Pod koniec sierpnia 2025 roku miałem okazję odwiedzić panią Bach Thi Khoi, mieszkającą w dzielnicy Dong Kinh, aby lepiej zrozumieć rewolucyjne działania kadry sprzed powstania.
W wieku 94 lat, mimo że jej włosy posiwiały, a na skórze pojawiły się plamy starcze, pani Khoi wciąż zachowuje jasność umysłu, opowiadając o swoich dniach służby. Pani Khoi podzieliła się: Urodziłam się i wychowałam w mieście Trung Khanh, w dystrykcie Trung Khanh (obecnie gmina Trung Khanh), w prowincji Cao Bang . W wieku 14 lat wybrałam drogę podążania za rewolucją i zostałam przydzielona do pełnienia funkcji łącznika informacyjnego. Była to niebezpieczna praca, wymagająca zachowania absolutnej tajemnicy. Wciąż wyraźnie pamiętam czasy, gdy kadry odbywały tajne spotkania.
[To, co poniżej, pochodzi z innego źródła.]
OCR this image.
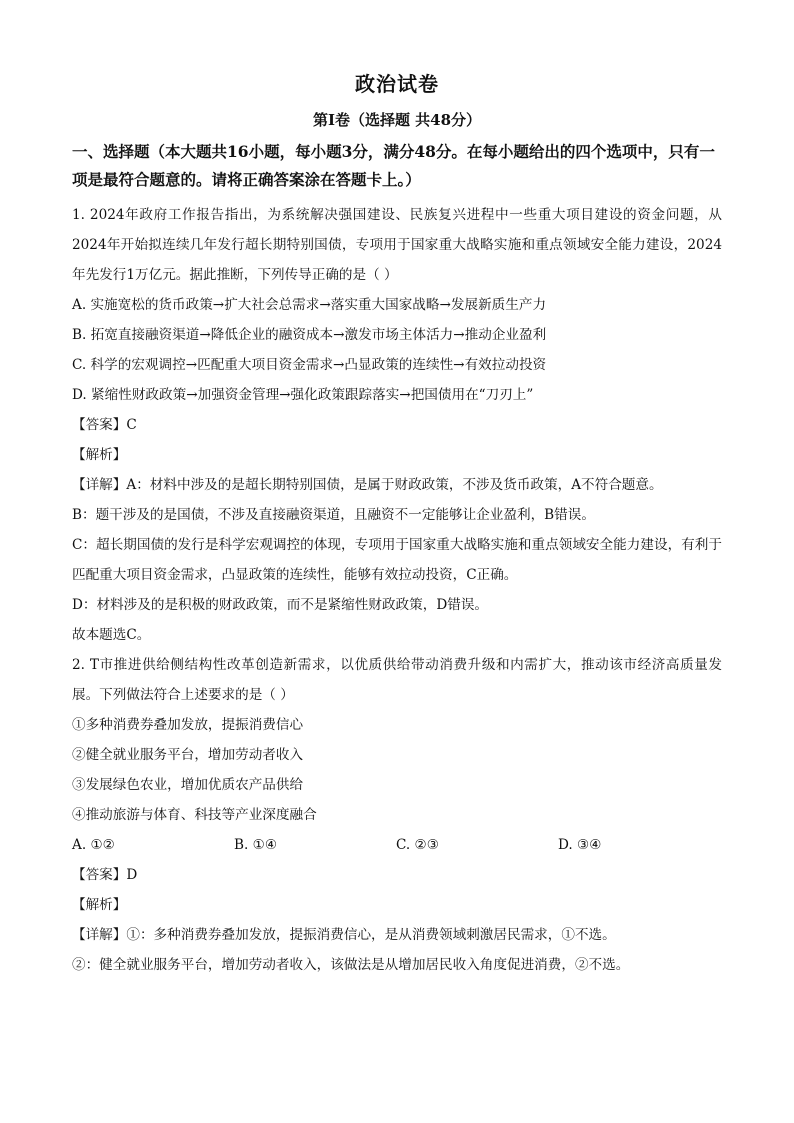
政治试卷
第Ⅰ卷（选择题 共48分）
一、选择题（本大题共16小题，每小题3分，满分48分。在每小题给出的四个选项中，只有一项是最符合题意的。请将正确答案涂在答题卡上。）

1. 2024年政府工作报告指出，为系统解决强国建设、民族复兴进程中一些重大项目建设的资金问题，从2024年开始拟连续几年发行超长期特别国债，专项用于国家重大战略实施和重点领域安全能力建设，2024年先发行1万亿元。据此推断，下列传导正确的是（ ）

A. 实施宽松的货币政策→扩大社会总需求→落实重大国家战略→发展新质生产力

B. 拓宽直接融资渠道→降低企业的融资成本→激发市场主体活力→推动企业盈利

C. 科学的宏观调控→匹配重大项目资金需求→凸显政策的连续性→有效拉动投资

D. 紧缩性财政政策→加强资金管理→强化政策跟踪落实→把国债用在“刀刃上”

【答案】C

【解析】

【详解】A：材料中涉及的是超长期特别国债，是属于财政政策，不涉及货币政策，A不符合题意。

B：题干涉及的是国债，不涉及直接融资渠道，且融资不一定能够让企业盈利，B错误。

C：超长期国债的发行是科学宏观调控的体现，专项用于国家重大战略实施和重点领域安全能力建设，有利于匹配重大项目资金需求，凸显政策的连续性，能够有效拉动投资，C正确。

D：材料涉及的是积极的财政政策，而不是紧缩性财政政策，D错误。

故本题选C。

2. T市推进供给侧结构性改革创造新需求，以优质供给带动消费升级和内需扩大，推动该市经济高质量发展。下列做法符合上述要求的是（ ）

①多种消费券叠加发放，提振消费信心

②健全就业服务平台，增加劳动者收入

③发展绿色农业，增加优质农产品供给

④推动旅游与体育、科技等产业深度融合

A. ①②	B. ①④	C. ②③	D. ③④

【答案】D

【解析】

【详解】①：多种消费券叠加发放，提振消费信心，是从消费领域刺激居民需求，①不选。

②：健全就业服务平台，增加劳动者收入，该做法是从增加居民收入角度促进消费，②不选。
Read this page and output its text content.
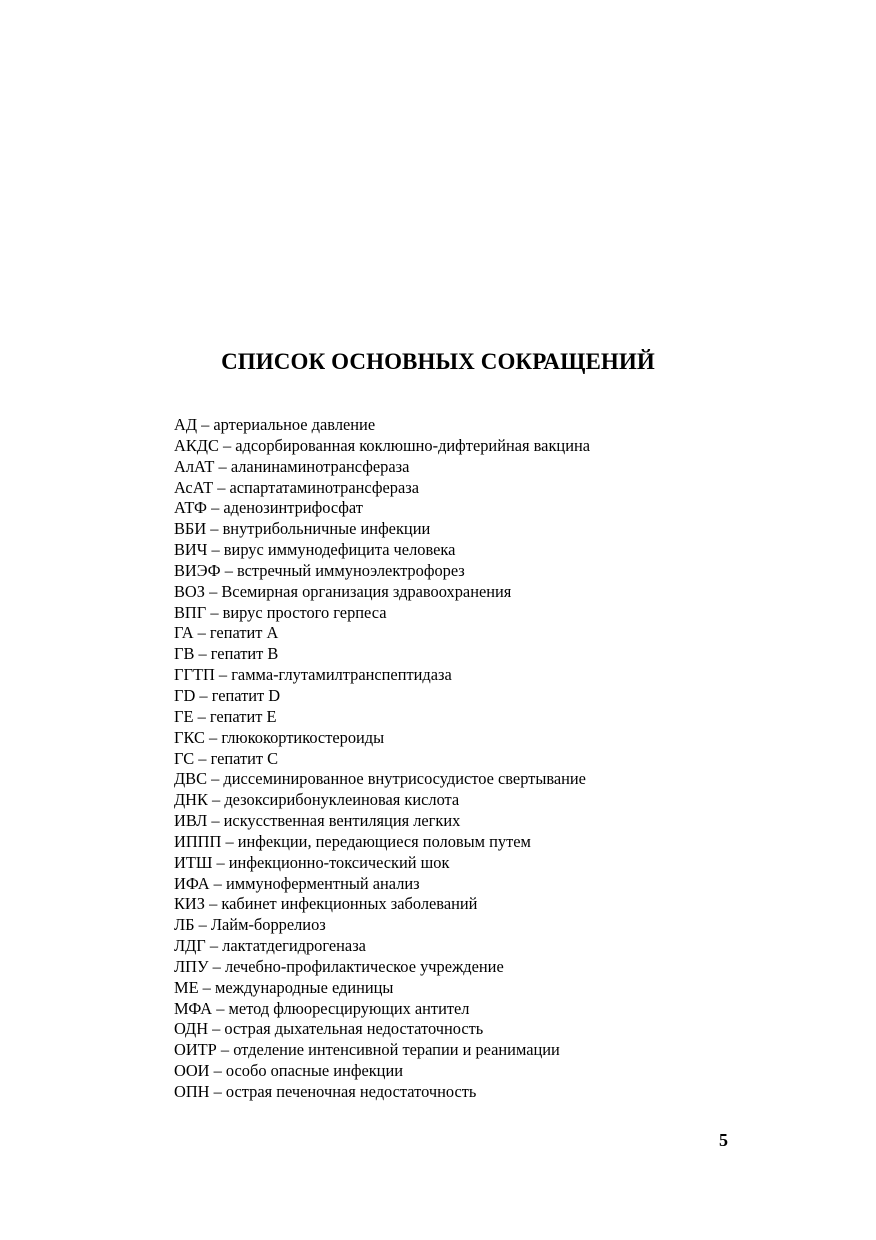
СПИСОК ОСНОВНЫХ СОКРАЩЕНИЙ
АД – артериальное давление
АКДС – адсорбированная коклюшно-дифтерийная вакцина
АлАТ – аланинаминотрансфераза
АсАТ – аспартатаминотрансфераза
АТФ – аденозинтрифосфат
ВБИ – внутрибольничные инфекции
ВИЧ – вирус иммунодефицита человека
ВИЭФ – встречный иммуноэлектрофорез
ВОЗ – Всемирная организация здравоохранения
ВПГ – вирус простого герпеса
ГА – гепатит А
ГВ – гепатит В
ГГТП – гамма-глутамилтранспептидаза
ГD – гепатит D
ГЕ – гепатит Е
ГКС – глюкокортикостероиды
ГС – гепатит С
ДВС – диссеминированное внутрисосудистое свертывание
ДНК – дезоксирибонуклеиновая кислота
ИВЛ – искусственная вентиляция легких
ИППП – инфекции, передающиеся половым путем
ИТШ – инфекционно-токсический шок
ИФА – иммуноферментный анализ
КИЗ – кабинет инфекционных заболеваний
ЛБ – Лайм-боррелиоз
ЛДГ – лактатдегидрогеназа
ЛПУ – лечебно-профилактическое учреждение
МЕ – международные единицы
МФА – метод флюоресцирующих антител
ОДН – острая дыхательная недостаточность
ОИТР – отделение интенсивной терапии и реанимации
ООИ – особо опасные инфекции
ОПН – острая печеночная недостаточность
5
Zawsze stałam niedaleko i udawałam, że skaczę na skakance, aby w razie pojawienia się kogoś, móc natychmiast przekazać mu wiadomość. Nie pamiętam dokładnie, ile razy nawiązałam kontakt z kadrami, ale nigdy mnie nie zdemaskowano.
Opowiadając tę historię, pani Khoi przeglądała papiery, abym mogła zobaczyć jej udział w rewolucji z dumnym spojrzeniem w oczach. „Byłam wtedy nie tylko łączniczką, ale także kapitanem Związku Młodzieży miasta Trung Khanh. Moim zadaniem w tamtym czasie było mobilizowanie młodych ludzi do wstępowania do wojska. Aby dobrze wywiązać się z tego zadania, organizowaliśmy ogniska, w naturalny sposób organizowaliśmy występy artystyczne, a następnie korzystaliśmy z okazji, aby odwiedzić domy każdej osoby, aby zmobilizować młodych ludzi do wstąpienia. W 1949 roku miałam zaszczyt zostać przyjęta do Partii. W kolejnych latach nadal uczestniczyłam w lokalnym ruchu rewolucyjnym. W 1954 roku, po przywróceniu pokoju na Północy, wyszłam za mąż za żołnierza z Lang Son, a następnie przeprowadziłam się tutaj, aby mieszkać i pracować w Czerwonym Krzyżu, Stowarzyszeniu Weteranów i Stowarzyszeniu Byłych Młodych Wolontariuszy okręgu Vinh Trai (obecnie okręg Dong Kinh)...” – wspominała pani Khoi.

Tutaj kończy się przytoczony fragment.